Contra-indications generally include any general contra-indication to the surgical procedure and anesthesia, such as immunocompromised patients, pregnant patients, uncontrolled diabetes, acute sinusitis and drug or alcohol addiction [83]. Furthermore, radiation to the head and neck region with more than 70 Gy and medical treatment with bisphosphonates is also listed as general contra-indications. Reported local contra-indications are limited mouth opening (< 30 mm), acute maxillary sinusitis, chronic maxillary sinusitis with obstruction of the osteo-meatal complex, and any abnormality with the zygomatic bone [109]. Smokers and medical diseases that can be controlled before the procedure were considered relative contra-indications [38, 71, 110, 111].

Conclusions

The literature is consistent in recommending zygomatic implants for the rehabilitation of partially or completely edentulous maxillae in unilateral, bilateral or quad zygoma concepts, where there is a moderate or severe atrophy in the posterior and/or anterior maxilla.

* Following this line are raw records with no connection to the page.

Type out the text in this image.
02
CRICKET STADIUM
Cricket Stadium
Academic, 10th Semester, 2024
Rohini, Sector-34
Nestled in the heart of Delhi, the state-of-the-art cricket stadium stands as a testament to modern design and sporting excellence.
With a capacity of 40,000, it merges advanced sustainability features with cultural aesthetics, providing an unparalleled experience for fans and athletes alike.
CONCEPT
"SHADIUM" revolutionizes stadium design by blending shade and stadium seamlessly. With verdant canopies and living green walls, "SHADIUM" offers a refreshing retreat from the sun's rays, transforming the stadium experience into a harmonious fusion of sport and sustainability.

The main indications listed are: (a) patients without adequate alveolar bone for whom a staged bone graft would be indicated, but would not be desirable due to a medical compromise contra-indicating the grafting procedure; (b) rescue alternative for previously failed conventional implants or graft; (c) patient’s preference towards a graftless approach instead a staged grafting approach; (d) patients that had undergone maxillary resection secondary to pathology; (e) patients that had partial or total loss of the maxillary bone due to trauma; (f) patients with congenital deformities that led to the absence of maxillary bone, such as cleft palate.

However, the clear definition of what is considered a minimum amount of bone to allow for short and/or narrow implants or simultaneous implant placement and grafting procedures as alternatives for zygomatic implants is not clear from the studied papers. There is also a lack of studies reporting on full arch rehabilitation utilizing short and extra-short implants, combined or not with reduced-diameter implants, in a splinted fashion.

Therefore, we suggest that further studies can provide a better-defined indication for zygomatic implants by assessing the anatomy with three-dimensional imaging at each specific site, including the volume and density of the zygomatic bone, and by considering restorative needs, the patient’s condition and preferences, surgical alternatives, risks, and long-term outcomes.

The SAC classification in implant dentistry considers the treatment of extremely atrophic maxillae as a complex treatment, from both surgical and restorative aspects [118]. The final indication for the use of zygomatic implants must consider the type of restoration planned, the anatomy of the residual ridge and the zygomaticomaxillary region, the patient’s overall health and preferences, as well as the experience of the surgical and restorative teams.